Text Analysis Workshop: Four Ways to Read a Text

Posted in: text analysis  documentation  resources  pedagogy 

[Crossposted on the WLUDH blog.]

On Monday I visited Mackenzie Brooks’s course on “Data in the Humanities” to introduce digital text analysis to her students. I faced a few challenges when planning for the visit:

  • Scope - I had two hours for the workshop and a lot of material to cover. I was meant to introduce anything and everything, as much as I wanted in a general overview of text analysis.
  • Background - This course is an introductory digital humanities course that counts as a science credit at W&L, so I assumed no prior knowledge of programming. Mackenzie will be covering some things with them later in the course, but at this stage I needed to avoid anything really technical.
  • Length - Two hours was both a lot of time and no time at all. It was certainly not enough time to teach anyone to program for the first time. As an aside, I often find it hard to gauge how much material is appropriate for anything longer than 75 minutes.
  • Content - Since this was meant to be a general overview of the field, I did not want to lean too heavily on analysis by tools. I worried that if I did so the takeaway for the students would be how to use the tools, not the underlying concepts that the tools aided them in exploring.

I wound up developing a workshop I called “Introduction to Text Analysis: Four Ways to Read a Text.” Focusing on four ways meant that I felt comfortable cutting a section if things started to go long. It also meant that I was developing a workshop model that could easily fit varying lengths in the future. For example, I’ll be using portions of this workshop throughout my introduction to text analysis lectures in my own course this fall. The approach would necessarily be pretty distant - I couldn’t go into much detail for any one method in this time. Finally, I wanted the students to think about text analysis concepts first and then come to tools that would help them to do so, so I tried to displace the tools and projects from the conversation slightly. The hope was that, by enacting or intuiting the methods by hand first, the concepts would stick more easily than they might otherwise.

The basic structure of the workshop was this:

  1. I introduce a basic methodology for reading.
  2. Students are presented with a handout asking them to read in a particular way with a prompt from me. They complete the exercise.
  3. We talk about the process. We clarify the concept a little more together, and the students infer some of the basic difficulties and affordances of the approach.
  4. Then I show a couple tools and projects that use that method for real results.

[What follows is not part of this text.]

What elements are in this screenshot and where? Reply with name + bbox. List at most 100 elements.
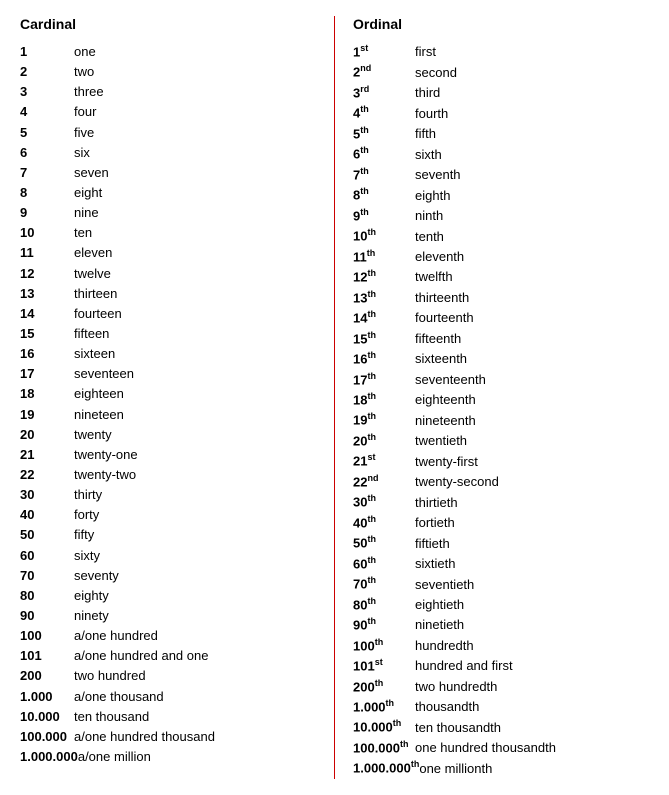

The four ways of reading I covered were close reading, bags of words, topic modeling, and sentiment analysis. So, to use the topic modeling portion as an example, any one of those units looked something like this:

  1. I note how, until now, we have been discussing how counting words gives us a sense of the overall topic or scope of the text. Over time and in close proximity, individual words combine to give us a sense of what a text is about.
  2. I give the students three paragraphs with the words scrambled and out of order (done pretty quickly in Python). I ask the students to get in groups and tell me what the underlying topics or themes are for each excerpt. They had to produce three single-word topics for each paragraph, and paragraphs could share topics.
  3. We talk about how were able to determine the topics of the texts even with the paragraphs virtually unreadable. Even out of order, certain words in proximity together suggest the underlying theme of a text. We can think of texts as made up of a series of topics like these, clusters of words that occur in noticeable patterns near one another. We have human limits as to how much we can comprehend, but computers can help us run similar, mathematical versions of the same process to find out what words occur near each other in statistically significant patterns. The results can be thought of as the underlying topics or discourses that make up a series of documents. A lot of hand waving, I know, but I am assuming here that students will examine topic modeling in more detail at a later date. Better, I think, to introduce the broad strokes than lose students in the details.
  4. I then share Mining the Dispatch as an example of topic modeling in action to show the students the kinds of research questions that can be explored using this method.

So, in essence, what I tried to do is create a hands-on approach to teaching text analysis concepts that is flexible enough to fit a variety of needs and contexts. My handouts and slides are all up on a github repository. Feel free to share, reuse, and remix them in any way you would like.